En la Biblia, en
el libro del Génesis, hay un capítulo extraño, introducido entre la historia
del Diluvio y la de los descendientes de Abraham. Cuenta que en tiempos
remotos, la humanidad “tenía una misma lengua y usaba las mismas palabras”. Y
entonces los hombres dijeron: “Edifiquemos una ciudad cuya torre llegue al
cielo. Hagámonos así famosos…” Pero Dios, al ver la soberbia humana, dijo: a su
vez: “He aquí que todos forman un mismo pueblo y hablan una misma lengua,
siendo esto el principio de sus empresas. Nada les impedirá llevar a cabo todo
lo que se propongan. Pues bien, descendamos, y allí mismo confundamos su
lenguaje, de modo que no se entiendan los unos a los otros”
(Génesis 11, 4-7).
Algunos
estudiosos han querido ver en esto el origen de los distintos idiomas, una
cuestión inexplicable hasta hoy.
Sin embargo, en
otra parte de la Sagrada Escritura aparece un pasaje que nos vuelve a
introducir en el asunto de las lenguas, pero con un signo totalmente opuesto.
Cuenta que luego de la Ascensión de Jesús, de su regreso al Padre, se
encontraban los Apóstoles orando cuando “al cumplirse el día de Pentecostés,
estaban todos juntos en el mismo lugar, y se produjo de pronto un ruido del
cielo…y todos quedaron llenos del Espíritu Santo, y comenzaron a hablar en
lenguas extrañas, según el Espíritu santo los movía a expresarse.
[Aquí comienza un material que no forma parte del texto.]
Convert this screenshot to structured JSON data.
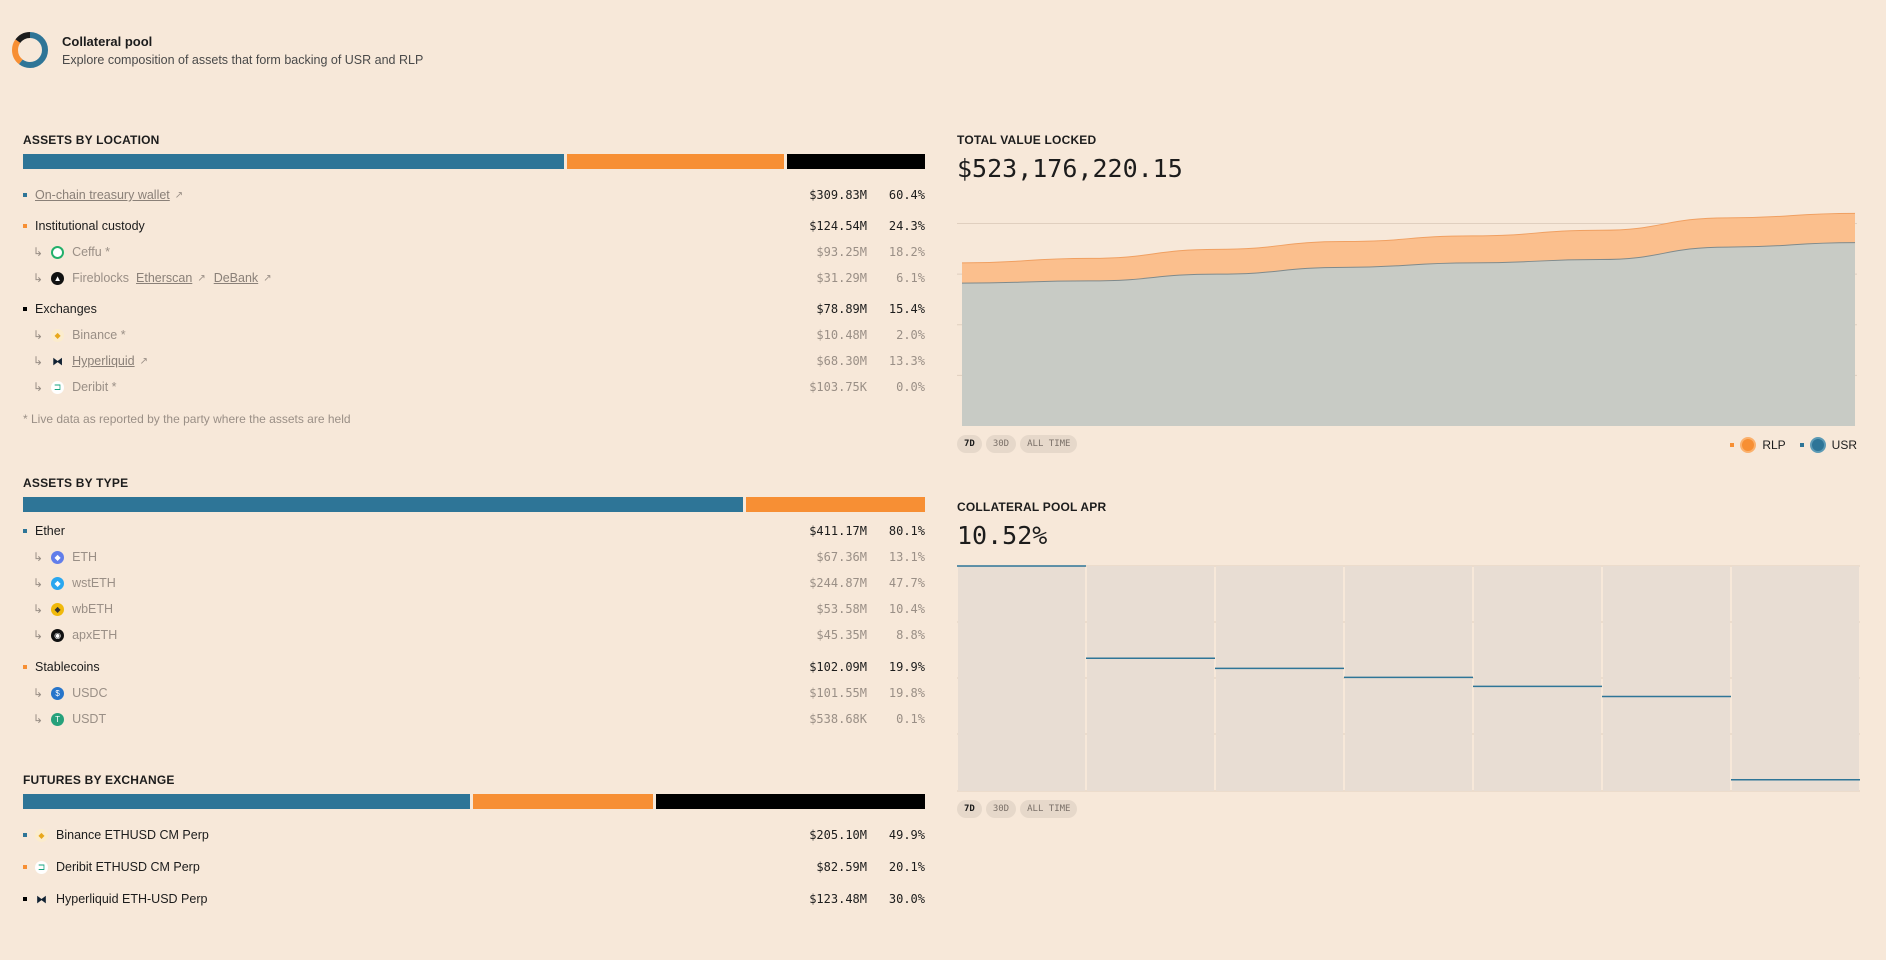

Había en
Jerusalén varones piadosos de todas las naciones; al oír el ruido, se reunió la
multitud y se quedó estupefacta, porque los oía hablar a cada uno en su propia
lengua” (Hechos 2, 1-2.4-6).
Ese nuevo entendimiento produce unidad entre los hombres, y es la antítesis del
episodio de Babel. Tendríamos que preguntarnos si esa capacidad de hacerse
comprender que recibieron los Apóstoles tendrá que ver sólo con el lenguaje
articulado, o no intentará enseñarnos algo más. Porque al fenómeno de escuchar un discurso en varios idiomas
distintos simultáneamente, lo podemos lograr hoy con un sistema de auriculares,
o con algún otro recurso tecnológico, como en los congresos internacionales. Y no por eso
estamos más unidos ni somos mejores personas que los hombres de hace dos mil
años.
En lugar de
quedarnos con la anécdota, con lo pintoresco de la historia, pensemos si
Pentecostés –lo mismo que Babel- no nos quiere decir otra cosa. Y si ese don
del espíritu Santo, que la gente de entonces percibió como la capacidad de
comunicarse al mismo tiempo entre hombres de distintos idiomas, no significará
algo mucho más profundo: sentir lo mismo, entendernos sin palabras.